One limitation of the glmer() function is that setting the nAGC option to a value of greater than 1 is only available for models with one random effect. Adding a random trend to the model and using nAGC = 15 will produce an error. To overcome this, we can add the 2nd random effect for trend and use the nAGC option with a value of greater than 1 in the mixed_model() function of the GLMMadaptive package. The GLMMadaptive package uses a slightly different syntax. The random effects are specified as a separate argument rather than including them in the model formula with the fixed effects. In this respect, the structure more closely mimics how random effects are specified in SAS using a combination of the MODEL and RANDOM statements.
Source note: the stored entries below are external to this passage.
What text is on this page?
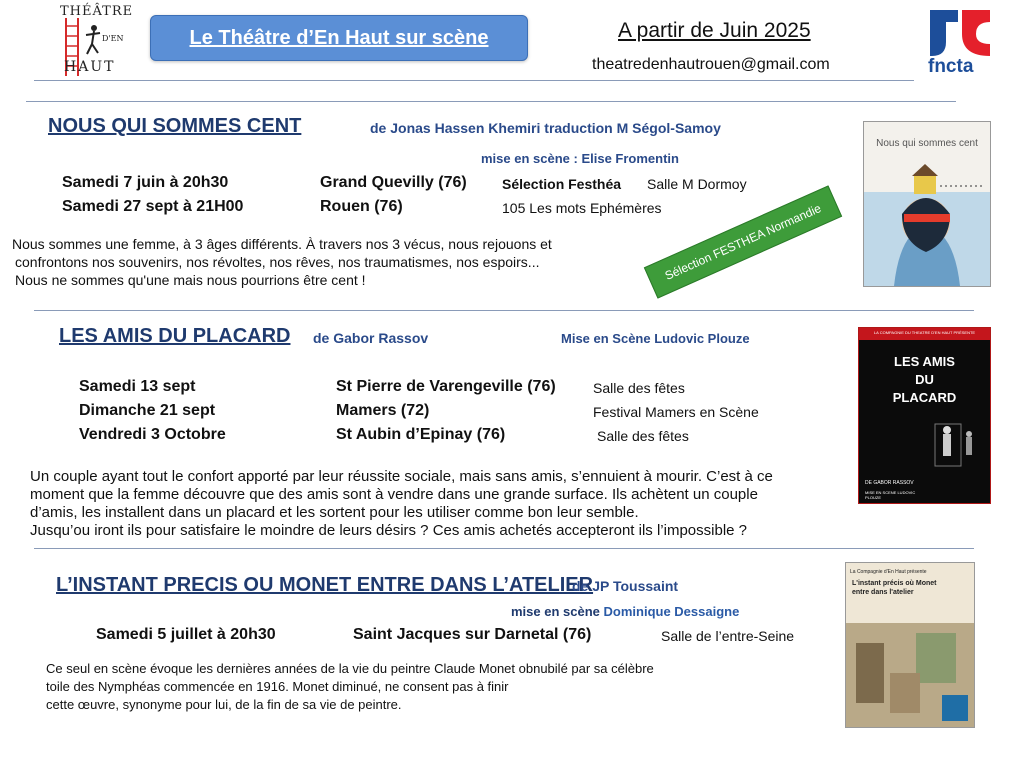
THÉÂTRE
D'EN
HAUT
Le Théâtre d’En Haut sur scène	A partir de Juin 2025
theatredenhautrouen@gmail.com	fncta
NOUS QUI SOMMES CENT	de Jonas Hassen Khemiri traduction M Ségol-Samoy
mise en scène : Elise Fromentin
Samedi 7 juin à 20h30	Grand Quevilly (76)	Sélection Festhéa Salle M Dormoy
Samedi 27 sept à 21H00	Rouen (76)	105 Les mots Ephémères
Nous sommes une femme, à 3 âges différents. À travers nos 3 vécus, nous rejouons et
confrontons nos souvenirs, nos révoltes, nos rêves, nos traumatismes, nos espoirs...
Nous ne sommes qu'une mais nous pourrions être cent !	Sélection FESTHEA Normandie
Nous qui sommes cent
LES AMIS DU PLACARD de Gabor Rassov	Mise en Scène Ludovic Plouze
Samedi 13 sept	St Pierre de Varengeville (76)	Salle des fêtes
Dimanche 21 sept	Mamers (72)	Festival Mamers en Scène
Vendredi 3 Octobre	St Aubin d’Epinay (76)	Salle des fêtes
Un couple ayant tout le confort apporté par leur réussite sociale, mais sans amis, s’ennuient à mourir. C’est à ce
moment que la femme découvre que des amis sont à vendre dans une grande surface. Ils achètent un couple
d’amis, les installent dans un placard et les sortent pour les utiliser comme bon leur semble.
Jusqu’ou iront ils pour satisfaire le moindre de leurs désirs ? Ces amis achetés accepteront ils l’impossible ?
LA COMPAGNIE DU THEATRE D'EN HAUT PRÉSENTE
LES AMIS
DU
PLACARD
DE GABOR RASSOV
MISE EN SCENE LUDOVIC PLOUZE
L’INSTANT PRECIS OU MONET ENTRE DANS L’ATELIER
de JP Toussaint
mise en scène Dominique Dessaigne
Samedi 5 juillet à 20h30	Saint Jacques sur Darnetal (76)	Salle de l’entre-Seine
Ce seul en scène évoque les dernières années de la vie du peintre Claude Monet obnubilé par sa célèbre
toile des Nymphéas commencée en 1916. Monet diminué, ne consent pas à finir
cette œuvre, synonyme pour lui, de la fin de sa vie de peintre.
La Compagnie d'En Haut présente
L'instant précis où Monet entre dans l'atelier
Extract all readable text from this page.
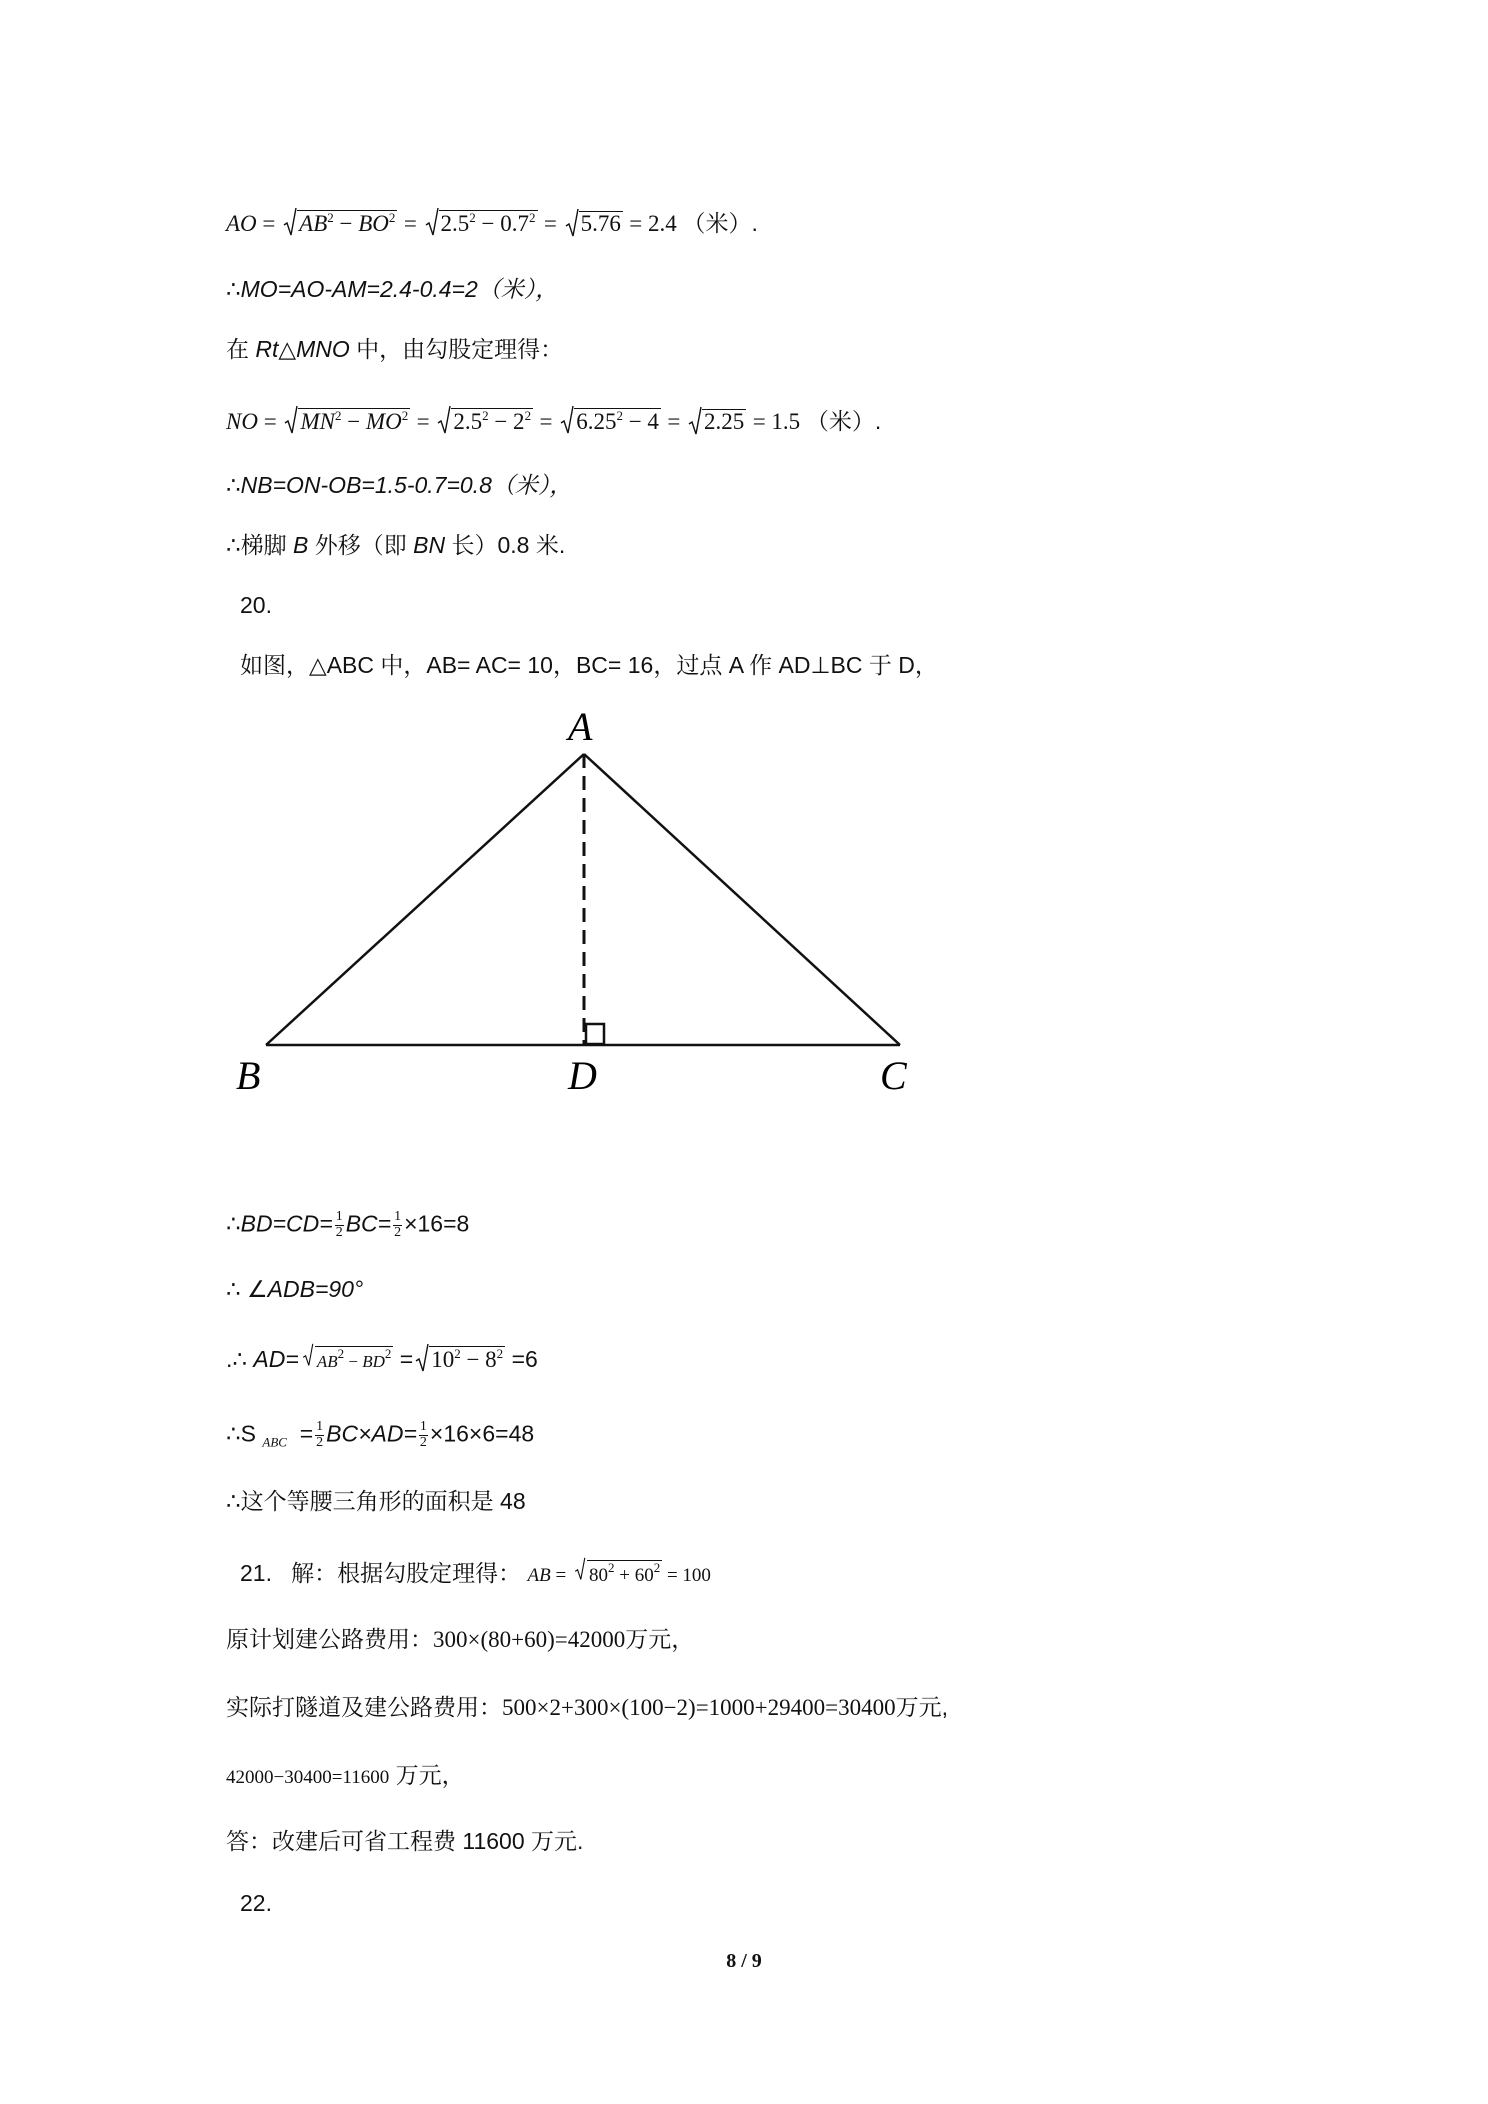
AO =
$AB^2 - BO^2$ =
$2.5^2 - 0.7^2$ =
5.76 = 2.4 （米）.
∴MO=AO-AM=2.4-0.4=2（米），
在 Rt△MNO 中，由勾股定理得：
NO =
$MN^2 - MO^2$ =
$2.5^2 - 2^2$ =
$6.25^2 - 4$ =
2.25 = 1.5 （米）.
∴NB=ON-OB=1.5-0.7=0.8（米），
∴梯脚 B 外移（即 BN 长）0.8 米.
20.
如图，△ABC 中，AB= AC= 10，BC= 16，过点 A 作 AD⊥BC 于 D，
A
B	D	C
∴BD=CD= $\frac{1}{2} BC= \frac{1}{2} \times 16=8$
∴ ∠ADB=90°
.∴ $AD= AB^2 - BD^2 = 10^2 - 8^2 =6$
∴S $_{ABC} = \frac{1}{2} BC\times AD= \frac{1}{2} \times 16\times 6=48$
∴这个等腰三角形的面积是 48
21. 解：根据勾股定理得： AB =
$80^2 + 60^2 = 100$
原计划建公路费用：300×(80+60)=42000万元，
实际打隧道及建公路费用：500×2+300×(100−2)=1000+29400=30400万元,
42000−30400=11600 万元，
答：改建后可省工程费 11600 万元.
22.
8 / 9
model_tab_9.6 <- GLMMadaptive::mixed_model(
  imps79b ~ tx * sweek,
  ~ 1 + sweek | id,
  family = "binomial",
  data = data,
  nAGQ = 15
)

broom.mixed::tidy(model_tab_9.6) %>%
  bind_rows(.,
    tibble("term" = "sd__(Intercept)",
    "estimate" = 2.62,
    "std.error" = NA,
    "statistic" = NA,
    "p.value" = NA,
    "conf.low" = NA, 
    "conf.high" = NA)
    ) %>%
  format_gt_tbl()
term estimate std.error statistic p.value conf.low conf.high
(Intercept) 5.91 0.941 6.28 < 0.001 4.07 7.76
tx 0.28 0.741 0.38 0.702 −1.17 1.74
sweek −1.40 0.472 −2.96 0.003 −2.32 −0.47
tx:sweek −1.61 0.479 −3.35 < 0.001 −2.54 −0.67
sd__(Intercept) 2.62




Interpretation

  1. The coefficient for the (Intercept) represents the predicted log odds of being moderately ill or greater in the placebo group at baseline when the time variable sweek is equal to 0.
  2. The treatment main effect is 0.28. This represents the difference in odds of being moderately ill or greater between the drug and placebo baseline (sweek = 0). The coefficient, 0.28, is approximately equal to 1.32 when exponentiated. This suggests that the odds of moderately ill or greater are 32% higher in the drug group compared to the placebo group while holding time constant. However this effect is not statistically significant.
  3. The time main effect is -1.4. This coefficient represents the change in odds of being moderately ill or greater for each 1-unit increase in time for the placebo group. The exponentiated coefficient is approximately equal to 0.25 and suggests that each 1-unit increase in time is associated with a 75% decrease in the odds of being moderately ill or greater. This effect is statisitically significant and suggest improvement in Imps79 scores over time.
  4. The interaction effect is -1.61. This coefficient represents how the time slope in the drug group differs from the placebo group. The exponentiated coefficient is approximately equal to 0.20 and suggests that the effect of time in the drug group is 80% lower than that of the placebo group. -1.40 + (-1.61) = -3.01. The exponentiated value of -3.01 is approximately 0.05. This suggests that each 1-unit increase in time is associated with a 95% decrease in the odds of being moderately ill or greater in the drug group.

References

Hedeker, Donald; Gibbons, Robert D. (2006). Longitudinal Data Analysis. Wiley.